Go for a business that any idiot can run – because sooner or later, any idiot is probably going to run it.
If you stay half-alert, you can pick the spectacular performers right from your place of business or out of the neighborhood shopping mall, and long before Wall Street discovers them.
Investing without research is like playing stud poker and never looking at the cards.
Absent a lot of surprises, stocks are relatively predictable over twenty years. As to whether they're going to be higher or lower in two to three years, you might as well flip a coin to decide.
If you spend more than 13 minutes analyzing economic and market forecasts, you've wasted 10 minutes.
The person that turns over the most rocks wins the game. And that's always been my philosophy.
The key to making money in stocks is not to get scared out of them.
I think you have to learn that there's a company behind every stock, and that there's only one real reason why stocks go up. Companies go from doing poorly to doing well or small companies grow to large companies.
In this business if you're good, you're right six times out of ten. You're never going to be right nine times out of ten.
You get recessions, you have stock market declines. If you don't understand that's going to happen, then you're not ready, you won't do well in the markets.
When stocks are attractive, you buy them. Sure, they can go lower. I've bought stocks at $12 that went to $2, but then they later went to $30. You just don't know when you can find the bottom.
I've found that when the market's going down and you buy funds wisely, at some point in the future you will be happy.
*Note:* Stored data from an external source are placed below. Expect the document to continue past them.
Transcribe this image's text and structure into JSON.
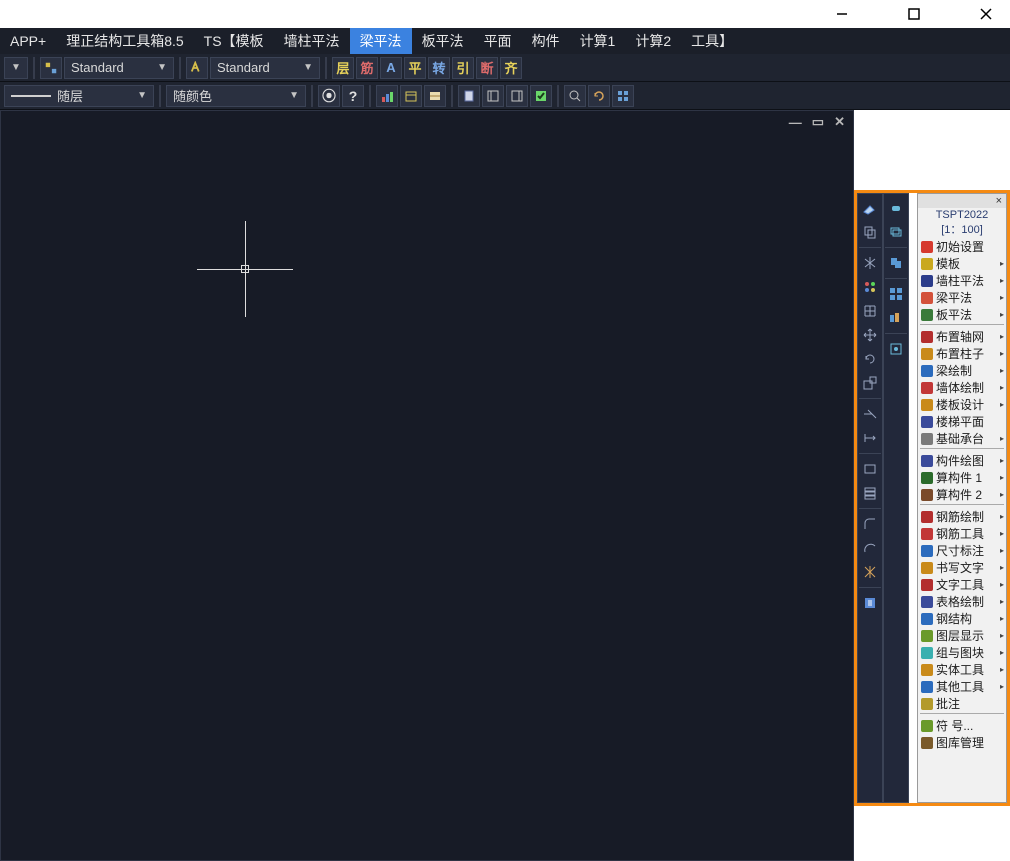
{
  "menubar": {
    "items": [
      {
        "label": "APP+"
      },
      {
        "label": "理正结构工具箱8.5"
      },
      {
        "label": "TS【模板"
      },
      {
        "label": "墙柱平法"
      },
      {
        "label": "梁平法",
        "active": true
      },
      {
        "label": "板平法"
      },
      {
        "label": "平面"
      },
      {
        "label": "构件"
      },
      {
        "label": "计算1"
      },
      {
        "label": "计算2"
      },
      {
        "label": "工具】"
      }
    ]
  },
  "toolbar1": {
    "style_select_1": "Standard",
    "style_select_2": "Standard",
    "glyphs": [
      "层",
      "筋",
      "A",
      "平",
      "转",
      "引",
      "断",
      "齐"
    ]
  },
  "toolbar2": {
    "layer_label": "随层",
    "color_label": "随颜色"
  },
  "side_panel": {
    "title_1": "TSPT2022",
    "title_2": "[1：100]",
    "items": [
      {
        "label": "初始设置",
        "arrow": false,
        "color": "#d63a2f"
      },
      {
        "label": "模板",
        "arrow": true,
        "color": "#c9a81e"
      },
      {
        "label": "墙柱平法",
        "arrow": true,
        "color": "#2b3c8a"
      },
      {
        "label": "梁平法",
        "arrow": true,
        "color": "#d3513a"
      },
      {
        "label": "板平法",
        "arrow": true,
        "color": "#3a7a3a"
      },
      {
        "label": "_divider"
      },
      {
        "label": "布置轴网",
        "arrow": true,
        "color": "#b32e2e"
      },
      {
        "label": "布置柱子",
        "arrow": true,
        "color": "#c98a1a"
      },
      {
        "label": "梁绘制",
        "arrow": true,
        "color": "#2b6bbd"
      },
      {
        "label": "墙体绘制",
        "arrow": true,
        "color": "#c23737"
      },
      {
        "label": "楼板设计",
        "arrow": true,
        "color": "#c98a1a"
      },
      {
        "label": "楼梯平面",
        "arrow": false,
        "color": "#3a4a9a"
      },
      {
        "label": "基础承台",
        "arrow": true,
        "color": "#7a7a7a"
      },
      {
        "label": "_divider"
      },
      {
        "label": "构件绘图",
        "arrow": true,
        "color": "#3a4a9a"
      },
      {
        "label": "算构件 1",
        "arrow": true,
        "color": "#2b6b2b"
      },
      {
        "label": "算构件 2",
        "arrow": true,
        "color": "#7a4a2a"
      },
      {
        "label": "_divider"
      },
      {
        "label": "钢筋绘制",
        "arrow": true,
        "color": "#b32e2e"
      },
      {
        "label": "钢筋工具",
        "arrow": true,
        "color": "#c23737"
      },
      {
        "label": "尺寸标注",
        "arrow": true,
        "color": "#2b6bbd"
      },
      {
        "label": "书写文字",
        "arrow": true,
        "color": "#c98a1a"
      },
      {
        "label": "文字工具",
        "arrow": true,
        "color": "#b32e2e"
      },
      {
        "label": "表格绘制",
        "arrow": true,
        "color": "#3a4a9a"
      },
      {
        "label": "钢结构",
        "arrow": true,
        "color": "#2b6bbd"
      },
      {
        "label": "图层显示",
        "arrow": true,
        "color": "#6a9a2a"
      },
      {
        "label": "组与图块",
        "arrow": true,
        "color": "#3ab0b0"
      },
      {
        "label": "实体工具",
        "arrow": true,
        "color": "#c98a1a"
      },
      {
        "label": "其他工具",
        "arrow": true,
        "color": "#2b6bbd"
      },
      {
        "label": "批注",
        "arrow": false,
        "color": "#b39a2a"
      },
      {
        "label": "_divider"
      },
      {
        "label": "符  号...",
        "arrow": false,
        "color": "#6a9a2a"
      },
      {
        "label": "图库管理",
        "arrow": false,
        "color": "#7a5a2a"
      }
    ]
  }
}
You won't get there by reading 'Now is the time to buy.'
There are substantial rewards for adopting a regular routine of investing and following it no matter what, and additional rewards for buying more shares when most investors are scared into selling.
If you're prepared to invest in a company, then you ought to be able to explain why in simple language that a fifth grader could understand, and quickly enough so the fifth grader won't get bored.
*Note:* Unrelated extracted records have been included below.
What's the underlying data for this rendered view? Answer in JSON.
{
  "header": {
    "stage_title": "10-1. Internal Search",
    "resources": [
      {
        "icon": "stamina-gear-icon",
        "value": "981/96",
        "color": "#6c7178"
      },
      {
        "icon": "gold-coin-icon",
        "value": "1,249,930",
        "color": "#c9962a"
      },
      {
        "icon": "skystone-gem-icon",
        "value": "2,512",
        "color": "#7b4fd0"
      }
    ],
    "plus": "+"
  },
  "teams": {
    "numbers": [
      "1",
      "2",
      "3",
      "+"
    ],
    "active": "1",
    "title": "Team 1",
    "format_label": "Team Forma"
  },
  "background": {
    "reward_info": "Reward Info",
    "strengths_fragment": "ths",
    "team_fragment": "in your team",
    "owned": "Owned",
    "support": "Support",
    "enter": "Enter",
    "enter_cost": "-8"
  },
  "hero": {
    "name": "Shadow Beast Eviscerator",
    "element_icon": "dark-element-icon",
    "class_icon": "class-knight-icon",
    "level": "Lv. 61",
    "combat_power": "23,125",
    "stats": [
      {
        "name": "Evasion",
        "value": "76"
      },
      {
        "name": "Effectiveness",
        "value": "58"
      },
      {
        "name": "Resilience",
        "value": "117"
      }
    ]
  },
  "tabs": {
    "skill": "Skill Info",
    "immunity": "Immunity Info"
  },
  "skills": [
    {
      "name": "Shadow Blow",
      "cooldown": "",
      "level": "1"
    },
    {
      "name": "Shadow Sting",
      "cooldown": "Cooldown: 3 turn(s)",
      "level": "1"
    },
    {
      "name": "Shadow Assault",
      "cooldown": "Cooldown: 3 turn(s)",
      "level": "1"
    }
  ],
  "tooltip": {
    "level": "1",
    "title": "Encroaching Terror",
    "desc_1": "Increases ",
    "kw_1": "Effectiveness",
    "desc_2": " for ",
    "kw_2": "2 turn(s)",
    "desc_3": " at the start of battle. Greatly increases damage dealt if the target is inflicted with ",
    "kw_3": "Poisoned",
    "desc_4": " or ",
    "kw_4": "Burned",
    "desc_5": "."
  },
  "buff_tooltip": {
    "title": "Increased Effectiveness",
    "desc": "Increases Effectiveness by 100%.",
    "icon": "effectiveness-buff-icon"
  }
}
In stocks as in romance, ease of divorce is not a sound basis for commitment.
There's no shame in losing money on a stock. Everybody does it. What is shameful is to hold on to a stock, or, worse, to buy more of it, when the fundamentals are deteriorating.
Stock picking can't be reduced to a simple formula or a recipe that guarantees success if strictly adhered to.
A person infatuated with measurement, who has his head stuck in the sand of the balance sheets, is not likely to succeed.
In business, competition is never as healthy as total domination.
Investing is fun, exciting, and dangerous if you don't do any work.
Your investor's edge is not something you get from Wall Street experts. It's something you already have. You can outperform the experts if you use your edge by investing in companies or industries you already understand.